Creating a Bitcoin transaction requires computing one ECDSA signature per UTXO used as transaction input. Canisters can request ECDSA signatures through the threshold ECDSA API that is implemented as part of dedicated chain-key signing subnets. There is one such subnet deployed and, if demand increases, multiple signing subnets may be made available in the future. Figure 1 shows the threshold ECDSA functionality in a simplified manner as part of the Bitcoin-enabled subnet instead of being located on a separate subnet. The threshold ECDSA API makes it possible for a canister to request an ECDSA signature computed jointly by the replicas of the ECDSA subnet based on a secret-shared private key.

== Technical Details ==

As described in the previous section, canisters interact with the Bitcoin canister to retrieve information about the Bitcoin state and send transactions. The Bitcoin canister in turn depends on the Bitcoin adapter, which is the component that interacts with the Bitcoin network.

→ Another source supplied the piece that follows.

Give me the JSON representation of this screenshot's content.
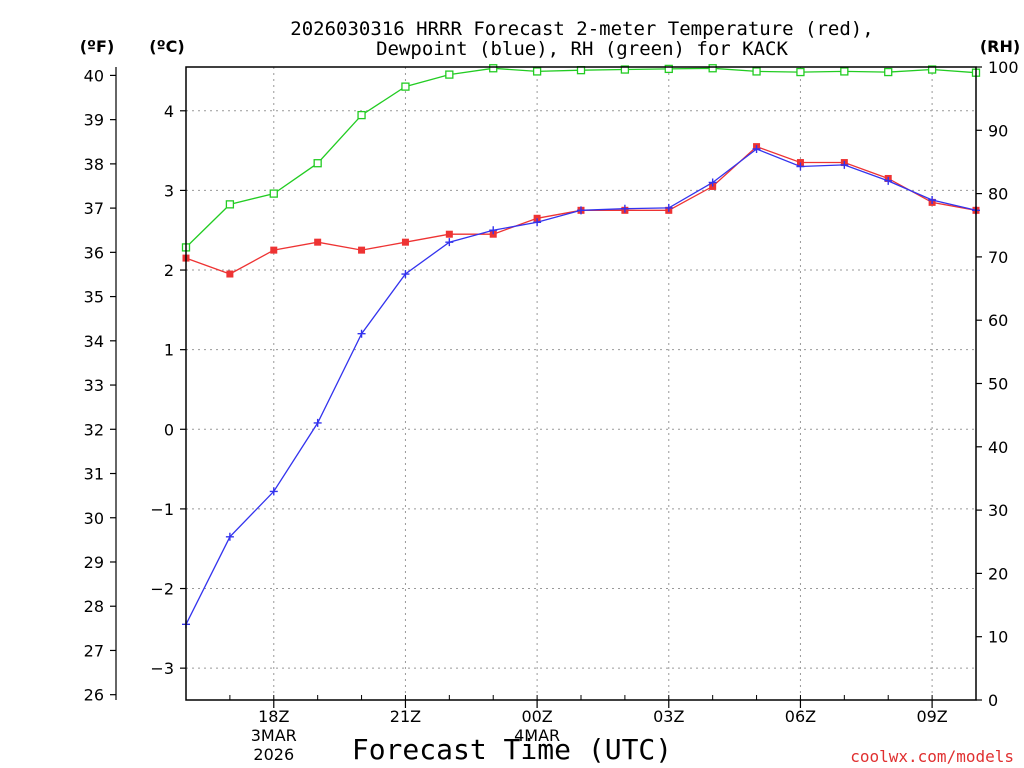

In this section, technical details about the individual components are provided, starting bottom-up with the Bitcoin adapter.

=== Bitcoin Adapter ===

The Bitcoin adapter interacts with the Bitcoin network to obtain block headers and blocks, and publish Bitcoin transactions issued by canisters.

==== Connecting to Bitcoin Nodes ====

By default, the Bitcoin adapter connects to 5 randomly chosen Bitcoin nodes but the number of connections is configurable. In order to ensure that the Bitcoin adapter of each replica connects to a different random set with high probability, the Bitcoin adapter queries the Bitcoin nodes for addresses until it has received 2000 addresses and randomly chooses nodes from these addresses until 5 connections have been established. Experiments showed that this process results in the Bitcoin adapter of each replica connecting to mostly different addresses.

==== State ====

The Bitcoin adapter maintains the following state:
* All Bitcoin block headers.
* A cache for Bitcoin blocks, which it expects the Bitcoin canister to request next.
* A cache for outgoing transactions that are advertised but not transmitted to Bitcoin nodes yet.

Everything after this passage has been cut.